Modus mengolah tanah menjadi pasir dengan cara pencucian memang pernah diungkap Ditreskrimsus Polda Kepri. Pada Agustus 2026, polisi menyita sekitar empat ton pasir dari perkara dugaan tambang pasir ilegal di Panglong, Nongsa, dan menyebut modus yang digunakan adalah mencuci tanah hingga menjadi pasir untuk kemudian dijual.
Antara Kepri
Namun, belum ada dasar yang cukup untuk menyimpulkan bahwa aktivitas di Mergong merupakan bagian dari perkara tersebut. Karena itu, dugaan tersebut perlu dibuktikan melalui pemeriksaan lapangan dan dokumen perizinan oleh instansi berwenang.
Sorotan lain muncul terkait informasi yang menyebut adanya dugaan keterlibatan atau perlindungan dari oknum berinisial S.R.T., yang disebut-sebut memiliki mesin penyedot pasir di kawasan Bukit Tengkorak.
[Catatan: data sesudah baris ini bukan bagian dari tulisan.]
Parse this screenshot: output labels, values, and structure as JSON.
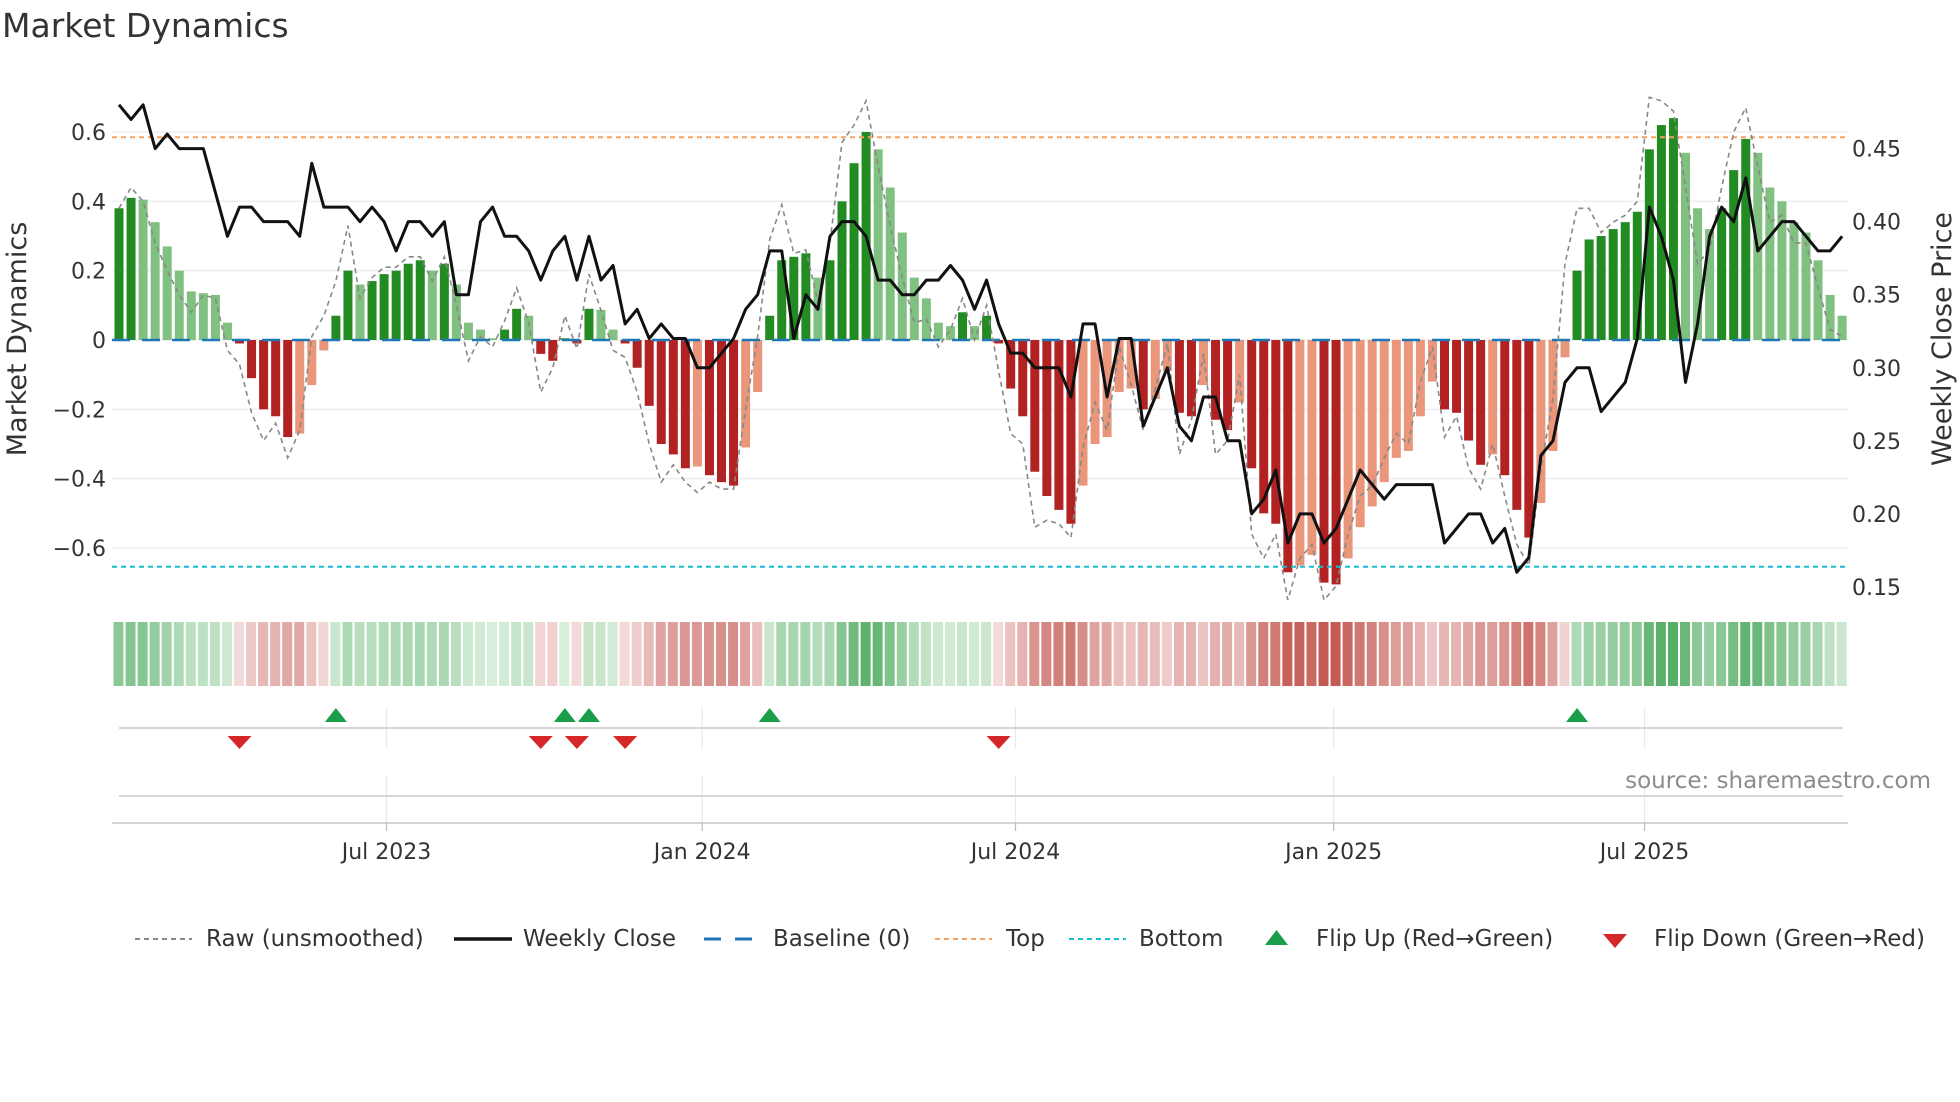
{
  "title": "Market Dynamics",
  "source": "source: sharemaestro.com",
  "legend": {
    "raw": "Raw (unsmoothed)",
    "close": "Weekly Close",
    "baseline": "Baseline (0)",
    "top": "Top",
    "bottom": "Bottom",
    "flip_up": "Flip Up (Red→Green)",
    "flip_down": "Flip Down (Green→Red)"
  },
  "colors": {
    "pos_strong": "#228b22",
    "pos_fading": "#80c080",
    "neg_strong": "#b22222",
    "neg_fading": "#e9967a",
    "raw": "#888888",
    "close": "#111111",
    "baseline": "#1f77b4",
    "top": "#f4a460",
    "bottom": "#17becf",
    "flip_up": "#1a9e4a",
    "flip_down": "#d62728",
    "grid": "#eceef3"
  },
  "chart_data": {
    "type": "bar",
    "title": "Market Dynamics",
    "xlabel": "",
    "ylabel": "Market Dynamics",
    "ylabel_right": "Weekly Close Price",
    "frequency": "weekly",
    "ylim": [
      -0.75,
      0.75
    ],
    "ylim_right": [
      0.141,
      0.497
    ],
    "yticks": [
      {
        "value": -0.6,
        "label": "−0.6"
      },
      {
        "value": -0.4,
        "label": "−0.4"
      },
      {
        "value": -0.2,
        "label": "−0.2"
      },
      {
        "value": 0,
        "label": "0"
      },
      {
        "value": 0.2,
        "label": "0.2"
      },
      {
        "value": 0.4,
        "label": "0.4"
      },
      {
        "value": 0.6,
        "label": "0.6"
      }
    ],
    "yticks_right": [
      {
        "value": 0.15,
        "label": "0.15"
      },
      {
        "value": 0.2,
        "label": "0.20"
      },
      {
        "value": 0.25,
        "label": "0.25"
      },
      {
        "value": 0.3,
        "label": "0.30"
      },
      {
        "value": 0.35,
        "label": "0.35"
      },
      {
        "value": 0.4,
        "label": "0.40"
      },
      {
        "value": 0.45,
        "label": "0.45"
      }
    ],
    "xticks": [
      {
        "index": 22.2,
        "label": "Jul 2023"
      },
      {
        "index": 48.4,
        "label": "Jan 2024"
      },
      {
        "index": 74.4,
        "label": "Jul 2024"
      },
      {
        "index": 100.8,
        "label": "Jan 2025"
      },
      {
        "index": 126.6,
        "label": "Jul 2025"
      }
    ],
    "top_level": 0.585,
    "bottom_level": -0.654,
    "baseline": 0,
    "dynamics": [
      0.38,
      0.41,
      0.405,
      0.34,
      0.27,
      0.2,
      0.14,
      0.135,
      0.13,
      0.05,
      -0.01,
      -0.11,
      -0.2,
      -0.22,
      -0.28,
      -0.27,
      -0.13,
      -0.03,
      0.07,
      0.2,
      0.16,
      0.17,
      0.19,
      0.2,
      0.22,
      0.23,
      0.2,
      0.22,
      0.16,
      0.05,
      0.03,
      0.005,
      0.03,
      0.09,
      0.07,
      -0.04,
      -0.06,
      0.005,
      -0.01,
      0.09,
      0.087,
      0.03,
      -0.01,
      -0.08,
      -0.19,
      -0.3,
      -0.33,
      -0.37,
      -0.365,
      -0.39,
      -0.41,
      -0.42,
      -0.31,
      -0.15,
      0.07,
      0.23,
      0.24,
      0.25,
      0.18,
      0.23,
      0.4,
      0.51,
      0.6,
      0.55,
      0.44,
      0.31,
      0.18,
      0.12,
      0.05,
      0.04,
      0.08,
      0.04,
      0.07,
      -0.01,
      -0.14,
      -0.22,
      -0.38,
      -0.45,
      -0.49,
      -0.53,
      -0.42,
      -0.3,
      -0.28,
      -0.15,
      -0.14,
      -0.2,
      -0.17,
      -0.09,
      -0.21,
      -0.22,
      -0.13,
      -0.23,
      -0.26,
      -0.18,
      -0.37,
      -0.5,
      -0.53,
      -0.67,
      -0.65,
      -0.62,
      -0.7,
      -0.705,
      -0.63,
      -0.54,
      -0.48,
      -0.41,
      -0.34,
      -0.32,
      -0.22,
      -0.12,
      -0.2,
      -0.21,
      -0.29,
      -0.36,
      -0.33,
      -0.39,
      -0.49,
      -0.57,
      -0.47,
      -0.32,
      -0.05,
      0.2,
      0.29,
      0.3,
      0.32,
      0.34,
      0.37,
      0.55,
      0.62,
      0.64,
      0.54,
      0.38,
      0.32,
      0.38,
      0.49,
      0.58,
      0.54,
      0.44,
      0.4,
      0.34,
      0.31,
      0.23,
      0.13,
      0.07
    ],
    "raw": [
      0.38,
      0.44,
      0.4,
      0.28,
      0.2,
      0.13,
      0.08,
      0.13,
      0.12,
      -0.03,
      -0.07,
      -0.21,
      -0.29,
      -0.24,
      -0.34,
      -0.26,
      0.01,
      0.07,
      0.17,
      0.33,
      0.12,
      0.18,
      0.21,
      0.21,
      0.24,
      0.24,
      0.17,
      0.24,
      0.1,
      -0.06,
      0.01,
      -0.02,
      0.055,
      0.15,
      0.05,
      -0.15,
      -0.08,
      0.07,
      -0.025,
      0.19,
      0.085,
      -0.03,
      -0.05,
      -0.15,
      -0.3,
      -0.41,
      -0.36,
      -0.41,
      -0.44,
      -0.41,
      -0.43,
      -0.43,
      -0.2,
      0.01,
      0.29,
      0.39,
      0.25,
      0.26,
      0.11,
      0.28,
      0.57,
      0.62,
      0.69,
      0.5,
      0.33,
      0.18,
      0.05,
      0.06,
      -0.02,
      0.03,
      0.12,
      0.0,
      0.1,
      -0.09,
      -0.27,
      -0.3,
      -0.54,
      -0.52,
      -0.53,
      -0.57,
      -0.31,
      -0.18,
      -0.26,
      -0.02,
      -0.13,
      -0.26,
      -0.14,
      -0.01,
      -0.33,
      -0.23,
      -0.04,
      -0.33,
      -0.29,
      -0.1,
      -0.56,
      -0.63,
      -0.56,
      -0.75,
      -0.63,
      -0.59,
      -0.75,
      -0.71,
      -0.56,
      -0.45,
      -0.42,
      -0.34,
      -0.27,
      -0.3,
      -0.12,
      -0.02,
      -0.28,
      -0.22,
      -0.37,
      -0.43,
      -0.3,
      -0.45,
      -0.59,
      -0.65,
      -0.37,
      -0.17,
      0.22,
      0.38,
      0.38,
      0.31,
      0.34,
      0.36,
      0.4,
      0.7,
      0.69,
      0.66,
      0.44,
      0.22,
      0.26,
      0.44,
      0.6,
      0.67,
      0.5,
      0.34,
      0.36,
      0.28,
      0.28,
      0.15,
      0.03,
      0.01
    ],
    "weekly_close": [
      0.48,
      0.47,
      0.48,
      0.45,
      0.46,
      0.45,
      0.45,
      0.45,
      0.42,
      0.39,
      0.41,
      0.41,
      0.4,
      0.4,
      0.4,
      0.39,
      0.44,
      0.41,
      0.41,
      0.41,
      0.4,
      0.41,
      0.4,
      0.38,
      0.4,
      0.4,
      0.39,
      0.4,
      0.35,
      0.35,
      0.4,
      0.41,
      0.39,
      0.39,
      0.38,
      0.36,
      0.38,
      0.39,
      0.36,
      0.39,
      0.36,
      0.37,
      0.33,
      0.34,
      0.32,
      0.33,
      0.32,
      0.32,
      0.3,
      0.3,
      0.31,
      0.32,
      0.34,
      0.35,
      0.38,
      0.38,
      0.32,
      0.35,
      0.34,
      0.39,
      0.4,
      0.4,
      0.39,
      0.36,
      0.36,
      0.35,
      0.35,
      0.36,
      0.36,
      0.37,
      0.36,
      0.34,
      0.36,
      0.33,
      0.31,
      0.31,
      0.3,
      0.3,
      0.3,
      0.28,
      0.33,
      0.33,
      0.28,
      0.32,
      0.32,
      0.26,
      0.28,
      0.3,
      0.26,
      0.25,
      0.28,
      0.28,
      0.25,
      0.25,
      0.2,
      0.21,
      0.23,
      0.18,
      0.2,
      0.2,
      0.18,
      0.19,
      0.21,
      0.23,
      0.22,
      0.21,
      0.22,
      0.22,
      0.22,
      0.22,
      0.18,
      0.19,
      0.2,
      0.2,
      0.18,
      0.19,
      0.16,
      0.17,
      0.24,
      0.25,
      0.29,
      0.3,
      0.3,
      0.27,
      0.28,
      0.29,
      0.32,
      0.41,
      0.39,
      0.36,
      0.29,
      0.33,
      0.39,
      0.41,
      0.4,
      0.43,
      0.38,
      0.39,
      0.4,
      0.4,
      0.39,
      0.38,
      0.38,
      0.39
    ],
    "flip_up_indices": [
      18,
      37,
      39,
      54,
      121
    ],
    "flip_down_indices": [
      10,
      35,
      38,
      42,
      73
    ],
    "grid": true,
    "legend_position": "bottom"
  }
}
Informasi tersebut masih berupa dugaan dan belum terverifikasi secara independen, sehingga diperlukan klarifikasi langsung dari pihak yang bersangkutan maupun aparat penegak hukum.
Publik kini mempertanyakan: siapa pengelola kegiatan tersebut, ke mana material hasil pengerukan dibawa, apakah kegiatan memiliki izin yang sesuai, dan apakah terdapat keterkaitan dengan aktivitas pencucian pasir di lokasi lain?
Pertanyaan tersebut semakin penting mengingat pemerintah sebelumnya telah menyatakan memperketat pengawasan aktivitas tambang pasir di Nongsa untuk menjaga lingkungan dan tata ruang.
Batam Kota
Bahkan BP Batam bersama TNI dan Polri sebelumnya telah melakukan penertiban terhadap aktivitas tambang pasir ilegal di kawasan Nongsa serta menyoroti risiko kerusakan lingkungan dan terbentuknya lubang galian yang dapat membahayakan masyarakat.
BP Batam
Mediabatam.id mendorong instansi terkait, termasuk BP Batam, Pemko Batam, Dinas ESDM Provinsi Kepri dan aparat penegak hukum, turun langsung melakukan pemeriksaan terhadap lokasi Mergong.
Jika kegiatan tersebut memiliki izin, publik berhak mengetahui dasar perizinan dan peruntukan lahannya. Sebaliknya, apabila ditemukan pelanggaran, penindakan harus dilakukan secara transparan dan tidak berhenti hanya pada pekerja lapangan.
Redaksi Mediabatam.id juga membuka ruang hak jawab dan klarifikasi bagi pengelola kegiatan maupun pihak yang disebut dalam informasi tersebut.